If volatility was low and the investor wasn’t transacting much, there wasn’t much commission to split. If the buy-side firm happened to trade more the next quarter and hence generate more commission to spread around, it would pay more, even if it consumed the same volume of services. In short, it was qualitative, anecdotal and – to a regulator’s eye – arbitrary pricing.

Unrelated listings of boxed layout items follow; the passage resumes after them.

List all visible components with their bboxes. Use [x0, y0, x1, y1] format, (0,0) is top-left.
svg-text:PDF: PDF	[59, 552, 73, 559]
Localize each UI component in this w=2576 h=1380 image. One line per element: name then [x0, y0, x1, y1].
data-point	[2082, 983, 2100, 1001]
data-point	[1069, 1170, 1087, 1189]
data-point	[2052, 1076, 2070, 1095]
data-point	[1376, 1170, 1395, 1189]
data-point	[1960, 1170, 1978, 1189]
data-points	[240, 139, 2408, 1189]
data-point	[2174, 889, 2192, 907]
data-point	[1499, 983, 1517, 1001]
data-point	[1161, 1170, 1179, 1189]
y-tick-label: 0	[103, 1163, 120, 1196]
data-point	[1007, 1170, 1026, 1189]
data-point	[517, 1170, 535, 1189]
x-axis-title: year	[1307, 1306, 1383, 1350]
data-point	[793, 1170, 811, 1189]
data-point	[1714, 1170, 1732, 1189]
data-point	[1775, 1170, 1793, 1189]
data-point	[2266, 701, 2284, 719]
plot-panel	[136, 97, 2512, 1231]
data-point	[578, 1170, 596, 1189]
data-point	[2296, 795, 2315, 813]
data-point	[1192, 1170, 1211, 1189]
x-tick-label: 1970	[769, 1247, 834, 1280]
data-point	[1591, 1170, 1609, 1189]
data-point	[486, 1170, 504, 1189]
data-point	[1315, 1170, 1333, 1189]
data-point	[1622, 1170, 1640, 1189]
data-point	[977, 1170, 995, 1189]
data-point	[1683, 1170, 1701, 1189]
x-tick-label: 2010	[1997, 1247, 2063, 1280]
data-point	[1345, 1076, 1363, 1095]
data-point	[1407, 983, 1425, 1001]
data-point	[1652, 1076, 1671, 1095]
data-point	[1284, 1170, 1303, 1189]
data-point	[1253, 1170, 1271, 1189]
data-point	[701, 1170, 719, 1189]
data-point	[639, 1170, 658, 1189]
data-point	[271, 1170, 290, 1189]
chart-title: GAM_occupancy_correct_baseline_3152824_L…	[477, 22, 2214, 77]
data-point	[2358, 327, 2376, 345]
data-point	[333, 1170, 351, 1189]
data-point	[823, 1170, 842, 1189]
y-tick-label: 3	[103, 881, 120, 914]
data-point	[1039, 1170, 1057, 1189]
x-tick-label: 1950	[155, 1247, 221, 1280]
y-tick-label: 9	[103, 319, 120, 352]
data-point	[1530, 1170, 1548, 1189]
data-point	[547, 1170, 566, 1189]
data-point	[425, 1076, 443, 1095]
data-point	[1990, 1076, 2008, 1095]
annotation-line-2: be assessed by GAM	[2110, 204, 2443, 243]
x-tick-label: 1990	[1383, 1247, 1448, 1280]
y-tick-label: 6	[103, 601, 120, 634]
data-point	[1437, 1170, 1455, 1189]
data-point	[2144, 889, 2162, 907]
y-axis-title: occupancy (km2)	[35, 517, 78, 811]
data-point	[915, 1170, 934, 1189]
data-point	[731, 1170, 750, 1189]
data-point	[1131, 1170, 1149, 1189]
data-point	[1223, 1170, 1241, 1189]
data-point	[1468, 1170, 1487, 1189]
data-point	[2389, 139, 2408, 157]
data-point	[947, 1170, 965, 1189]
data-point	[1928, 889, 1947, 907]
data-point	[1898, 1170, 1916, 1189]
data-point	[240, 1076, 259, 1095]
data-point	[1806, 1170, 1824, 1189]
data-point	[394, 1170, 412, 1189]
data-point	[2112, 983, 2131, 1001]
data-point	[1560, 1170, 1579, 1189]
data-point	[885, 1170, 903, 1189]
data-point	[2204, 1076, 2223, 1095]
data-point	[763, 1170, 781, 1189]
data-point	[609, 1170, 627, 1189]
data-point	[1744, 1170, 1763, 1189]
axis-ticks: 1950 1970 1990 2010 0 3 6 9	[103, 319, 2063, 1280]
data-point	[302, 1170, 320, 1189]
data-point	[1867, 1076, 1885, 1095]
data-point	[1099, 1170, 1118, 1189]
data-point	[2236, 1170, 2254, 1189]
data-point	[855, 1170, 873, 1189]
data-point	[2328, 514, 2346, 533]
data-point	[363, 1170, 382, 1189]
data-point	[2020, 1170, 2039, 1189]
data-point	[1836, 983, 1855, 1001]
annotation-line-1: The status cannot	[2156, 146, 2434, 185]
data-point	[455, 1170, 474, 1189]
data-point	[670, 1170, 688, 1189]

While not actually mandated by the legislation, under Mifid II, buy-side and sell-side firms have leaned toward a more à la carte arrangement. In order to have a rigorous process to connect value with price, investors are increasingly trying to count everything consumed at the buffet and attempt to set a price on each interaction they have with a research provider – analyst meetings, conferences, bespoke research, and so on – to reflect the specific value their investment professionals received. This requires an understanding of both the services that have been used and which research firms add the most value to the investment process, such as differentiated ideas, accurate forecasts or great insights.

Compared with the all-you-can-eat buffet model, this approach is more detailed and therefore more cumbersome and, regardless of how firms handle the change, the requirements of quantifying value and unbundling research and trading costs are putting an end to the buffet.

Scott Rosen is CEO of Visible Alpha, a provider of discovery, analysis and valuation tools.